The varName parameter is the result name, period is a Period object, if omitted or set to None then the default value depends on the model state, see Python interface: Results. objectExtra is an ObjectExtra object that is required for some varNames, and is omitted otherwise. This function returns an ExtremeStatistics object.

LinkedStatistics

The varNames parameter is a list of result names of interest, period is a Period object, if omitted or set to None then the default value depends on the model state, see Python interface: Results. objectExtra is an ObjectExtra object that is required for some varNames, and is omitted otherwise. This function returns a LinkedStatistics object.

TimeSeriesStatistics

This function calls the C API function C_CalculateTimeSeriesStatistics and returns a TimeSeriesStats object. The TimeSeriesStats object represents the C API structure TTimeSeriesStatistics and has the same attributes. The parameter period is a Period object, if omitted or set to None the default value depends on the model state, see Python interface: Results. The parameter objectExtra is an ObjectExtra object that is required for some varNames, and is omitted otherwise.

FrequencyDomainResults

Extracts frequency domain results. The model must use the frequency domain dynamics solution method and be in the simulation complete state. The function returns an object with the same attributes as the C API TFrequencyDomainResults structure. varName is the result name for which the frequency domain results are required. objectExtra is an ObjectExtra object that is required for some varNames. This function is implemented with a call to the C API function C_GetFrequencyDomainResults.

FrequencyDomainMPM

Calculates the most probable maximum for a frequency domain result. stormDurationHours specifies the storm duration in hours. The other parameters are the same as passed to FrequencyDomainResults.
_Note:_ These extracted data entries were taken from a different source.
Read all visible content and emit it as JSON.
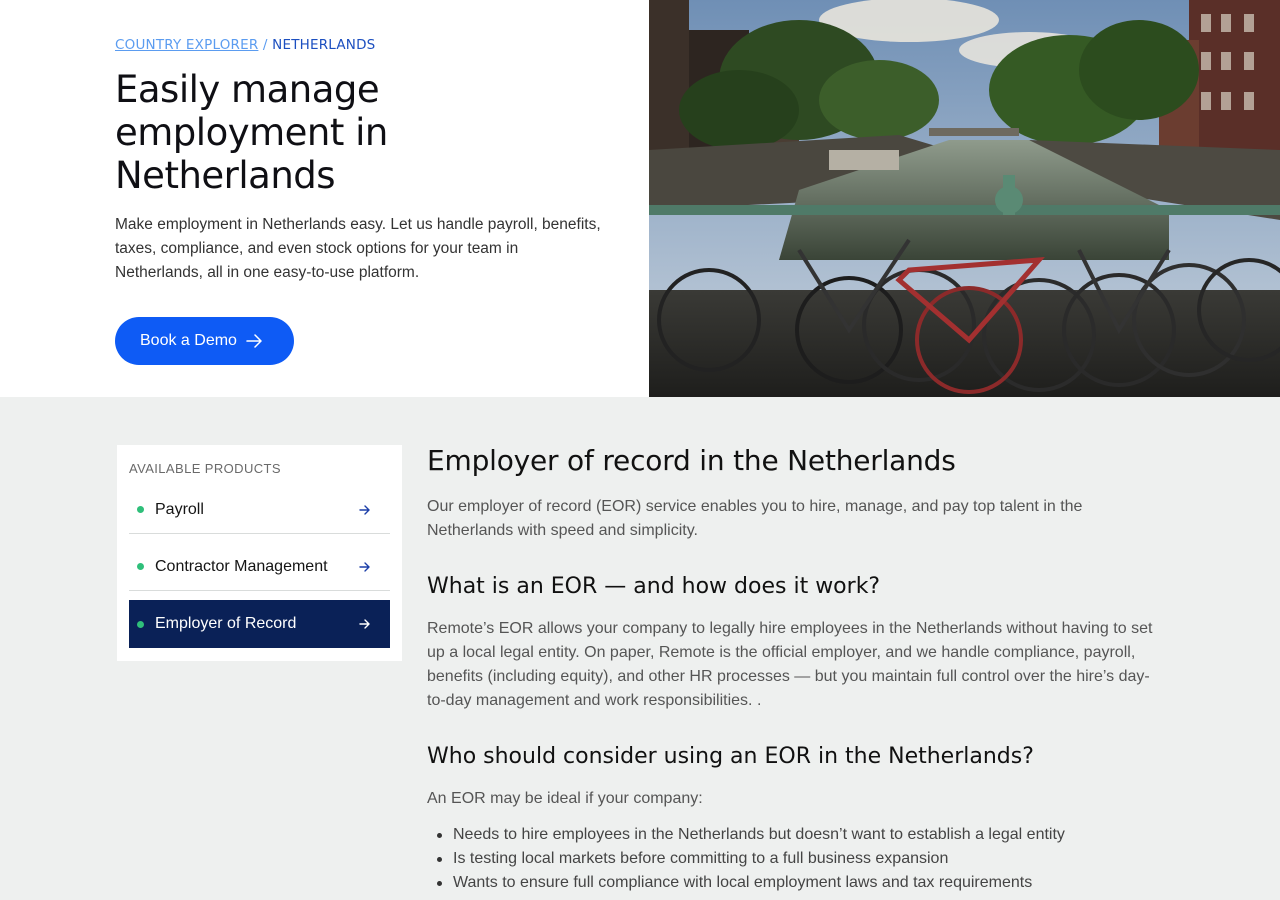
{
  "breadcrumb": {
    "link": "COUNTRY EXPLORER",
    "separator": "/",
    "current": "NETHERLANDS"
  },
  "hero": {
    "title": "Easily manage employment in Netherlands",
    "description": "Make employment in Netherlands easy. Let us handle payroll, benefits, taxes, compliance, and even stock options for your team in Netherlands, all in one easy-to-use platform.",
    "cta_label": "Book a Demo"
  },
  "products": {
    "heading": "AVAILABLE PRODUCTS",
    "items": [
      {
        "label": "Payroll",
        "active": false
      },
      {
        "label": "Contractor Management",
        "active": false
      },
      {
        "label": "Employer of Record",
        "active": true
      }
    ]
  },
  "content": {
    "title": "Employer of record in the Netherlands",
    "intro": "Our employer of record (EOR) service enables you to hire, manage, and pay top talent in the Netherlands with speed and simplicity.",
    "section1_title": "What is an EOR — and how does it work?",
    "section1_body": "Remote’s EOR allows your company to legally hire employees in the Netherlands without having to set up a local legal entity. On paper, Remote is the official employer, and we handle compliance, payroll, benefits (including equity), and other HR processes — but you maintain full control over the hire’s day-to-day management and work responsibilities. .",
    "section2_title": "Who should consider using an EOR in the Netherlands?",
    "section2_lead": "An EOR may be ideal if your company:",
    "bullets": [
      "Needs to hire employees in the Netherlands but doesn’t want to establish a legal entity",
      "Is testing local markets before committing to a full business expansion",
      "Wants to ensure full compliance with local employment laws and tax requirements"
    ]
  },
  "colors": {
    "accent_blue": "#0e5bf5",
    "active_navy": "#0a2157",
    "status_green": "#2fbf7a"
  }
}
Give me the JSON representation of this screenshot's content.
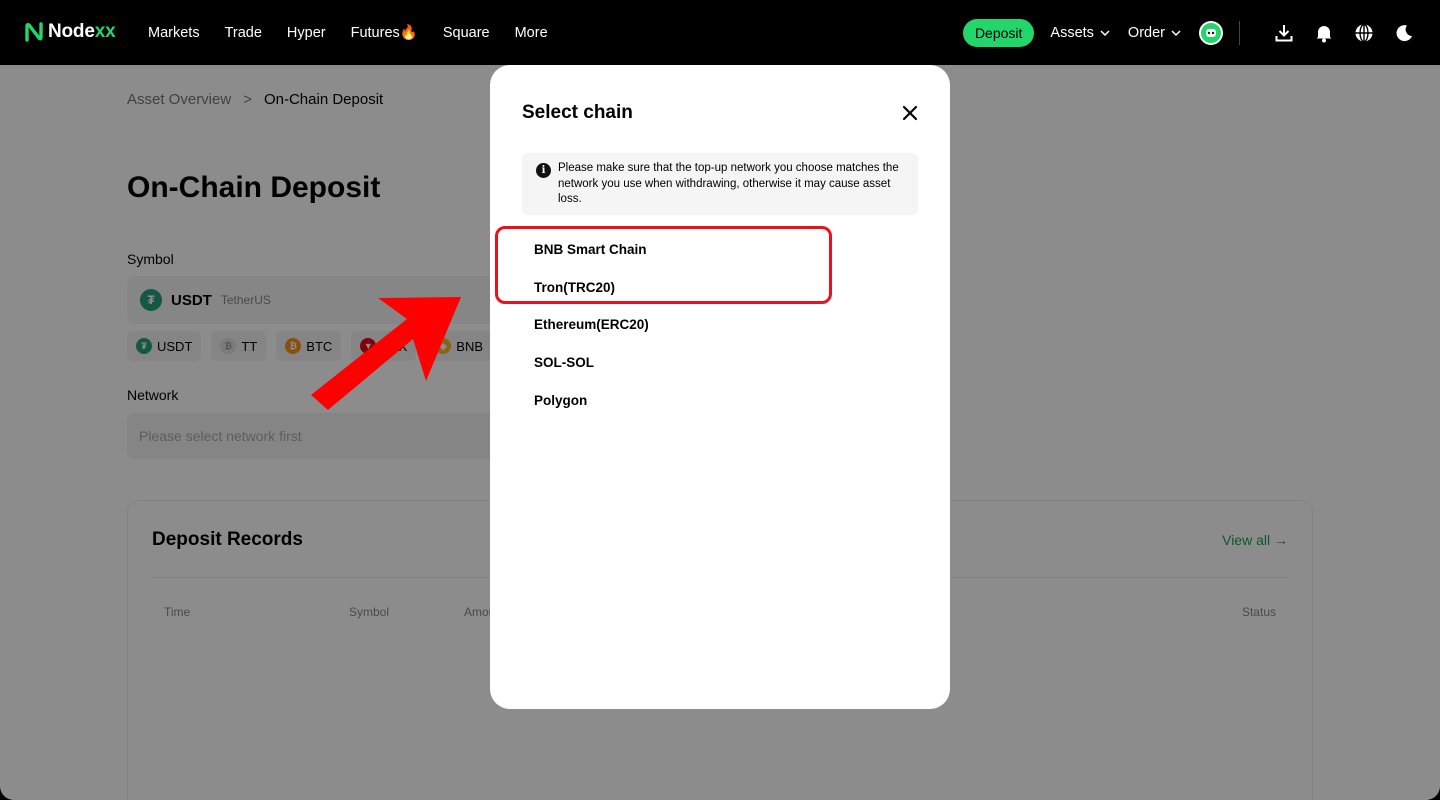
{
  "nav": {
    "logo_main": "Node",
    "logo_accent": "xx",
    "links": [
      {
        "label": "Markets"
      },
      {
        "label": "Trade"
      },
      {
        "label": "Hyper"
      },
      {
        "label": "Futures🔥"
      },
      {
        "label": "Square"
      },
      {
        "label": "More"
      }
    ],
    "deposit_label": "Deposit",
    "assets_label": "Assets",
    "order_label": "Order"
  },
  "breadcrumb": {
    "parent": "Asset Overview",
    "separator": ">",
    "current": "On-Chain Deposit"
  },
  "page": {
    "title": "On-Chain Deposit",
    "symbol_label": "Symbol",
    "selected_symbol": "USDT",
    "selected_symbol_name": "TetherUS",
    "quick_symbols": [
      "USDT",
      "TT",
      "BTC",
      "TRX",
      "BNB"
    ],
    "network_label": "Network",
    "network_placeholder": "Please select network first"
  },
  "records": {
    "title": "Deposit Records",
    "view_all": "View all →",
    "columns": [
      "Time",
      "Symbol",
      "Amount",
      "Status"
    ]
  },
  "modal": {
    "title": "Select chain",
    "notice": "Please make sure that the top-up network you choose matches the network you use when withdrawing, otherwise it may cause asset loss.",
    "chains": [
      "BNB Smart Chain",
      "Tron(TRC20)",
      "Ethereum(ERC20)",
      "SOL-SOL",
      "Polygon"
    ]
  },
  "colors": {
    "accent": "#22d66b",
    "annotation": "#e8121d"
  }
}
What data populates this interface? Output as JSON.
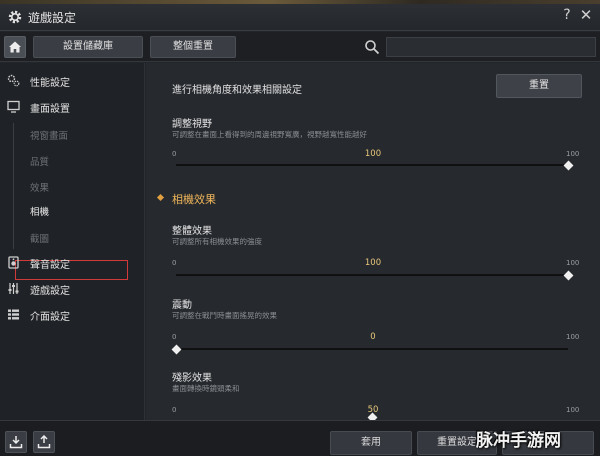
{
  "window": {
    "title": "遊戲設定",
    "help_glyph": "?",
    "close_glyph": "✕"
  },
  "toolbar": {
    "save_storage_label": "設置儲藏庫",
    "reset_all_label": "整個重置",
    "search_placeholder": ""
  },
  "sidebar": {
    "categories": [
      {
        "label": "性能設定",
        "icon": "performance-icon"
      },
      {
        "label": "畫面設置",
        "icon": "monitor-icon"
      },
      {
        "label": "聲音設定",
        "icon": "speaker-icon"
      },
      {
        "label": "遊戲設定",
        "icon": "sliders-icon"
      },
      {
        "label": "介面設定",
        "icon": "list-icon"
      }
    ],
    "sub_items": [
      "視窗畫面",
      "品質",
      "效果",
      "相機",
      "截圖"
    ],
    "active_sub_item": "相機"
  },
  "main": {
    "header": "進行相機角度和效果相關設定",
    "reset_label": "重置",
    "section_title": "相機效果",
    "settings": [
      {
        "title": "調整視野",
        "desc": "可調整在畫面上看得到的周邊視野寬廣，視野越寬性能越好",
        "min": "0",
        "max": "100",
        "value": "100",
        "fraction": 1.0
      },
      {
        "title": "整體效果",
        "desc": "可調整所有相機效果的強度",
        "min": "0",
        "max": "100",
        "value": "100",
        "fraction": 1.0
      },
      {
        "title": "震動",
        "desc": "可調整在戰鬥時畫面搖晃的效果",
        "min": "0",
        "max": "100",
        "value": "0",
        "fraction": 0.0
      },
      {
        "title": "殘影效果",
        "desc": "畫面轉換時鏡頭柔和",
        "min": "0",
        "max": "100",
        "value": "50",
        "fraction": 0.5
      }
    ]
  },
  "footer": {
    "apply_label": "套用",
    "reset_settings_label": "重置設定",
    "confirm_label": ""
  },
  "watermark": "脉冲手游网",
  "colors": {
    "accent_gold": "#f0b65a",
    "selection_red": "#d23a3a",
    "value_gold": "#e8c87a"
  }
}
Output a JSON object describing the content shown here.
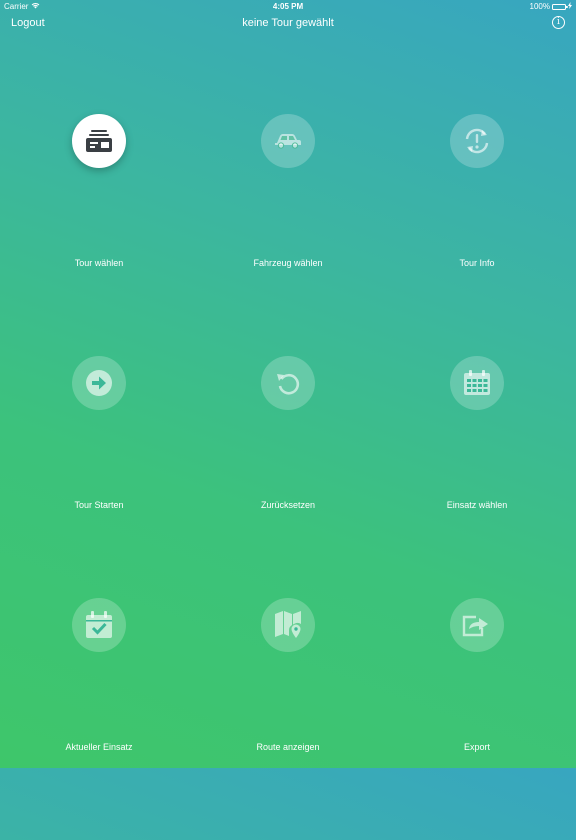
{
  "status_bar": {
    "carrier": "Carrier",
    "time": "4:05 PM",
    "battery": "100%"
  },
  "navbar": {
    "logout_label": "Logout",
    "title": "keine Tour gewählt",
    "info_glyph": "i"
  },
  "tiles": [
    {
      "label": "Tour wählen",
      "icon": "tour-list-icon",
      "active": true
    },
    {
      "label": "Fahrzeug wählen",
      "icon": "car-icon",
      "active": false
    },
    {
      "label": "Tour Info",
      "icon": "sync-alert-icon",
      "active": false
    },
    {
      "label": "Tour Starten",
      "icon": "arrow-right-circle-icon",
      "active": false
    },
    {
      "label": "Zurücksetzen",
      "icon": "reset-icon",
      "active": false
    },
    {
      "label": "Einsatz wählen",
      "icon": "calendar-icon",
      "active": false
    },
    {
      "label": "Aktueller Einsatz",
      "icon": "calendar-check-icon",
      "active": false
    },
    {
      "label": "Route anzeigen",
      "icon": "map-pin-icon",
      "active": false
    },
    {
      "label": "Export",
      "icon": "export-icon",
      "active": false
    }
  ],
  "colors": {
    "gradient_top": "#38a6c0",
    "gradient_bottom": "#3ec66a",
    "active_icon": "#3a3f44",
    "battery_fill": "#4cd964"
  }
}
The value returned is the Rayleigh extremes MPM given by σ[2ln(T/T_z)]^½ where σ is the standard deviation, T is the storm duration and T_z is the mean up-crossing period.

FrequencyDomainResultsProcess

Extracts frequency domain results expressed as a process. The model must use the frequency domain dynamics solution method and be in the simulation complete state. The function returns a numpy array of complex values. This function is implemented with a call to the C API function C_GetFrequencyDomainResultsProcess.

In typical usage the process will be linearly combined with other processes and then passed to the FrequencyDomainResultsFromProcess, FrequencyDomainSpectralDensityFromProcess or FrequencyDomainSpectralResponseRAOFromProcess methods of Model.

SaveSummaryResults

Saves summary results tables for an OrcaFlex object to filename. The file can be an Excel spreadsheet (.xlsx or .xls), a tab delimited file (.txt) or a comma separated file (.csv). The decision is taken based on the file extension that you specify. This method is implemented by calling C_SaveSpreadsheet.

If abbreviated is True then the abbreviated summary results will be output. Note that abbreviated results tables are only available for certain objects, e.g. lines and turbines.

SaveSummaryResultsMem

Saves summary results tables for an OrcaFlex object, returning them as a bytearray object. The spreadsheetFileType parameter can be either SpreadsheetFileType.Csv, SpreadsheetFileType.Tab or SpreadsheetFileType.Xlsx to specify the spreadsheet format. This method is implemented by calling C_SaveSpreadsheetMem.

If abbreviated is True then the abbreviated summary results will be output. Note that abbreviated results tables are only available for certain objects, e.g. lines and turbines.

SaveDetailedPropertiesReport

Saves the detailed properties of an OrcaFlex object to filename. The file can be an Excel spreadsheet (.xlsx or .xls), a tab delimited file (.txt) or a comma separated file (.csv). The decision is taken based on the file extension that you specify. This method is implemented by calling C_SaveSpreadsheet.

SaveDetailedPropertiesReportMem

Saves the detailed properties of an OrcaFlex object, returning them as a bytearray object. The spreadsheetFileType parameter can be either SpreadsheetFileType.Csv, SpreadsheetFileType.Tab or SpreadsheetFileType.Xlsx to specify the spreadsheet format. This method is implemented by calling C_SaveSpreadsheetMem.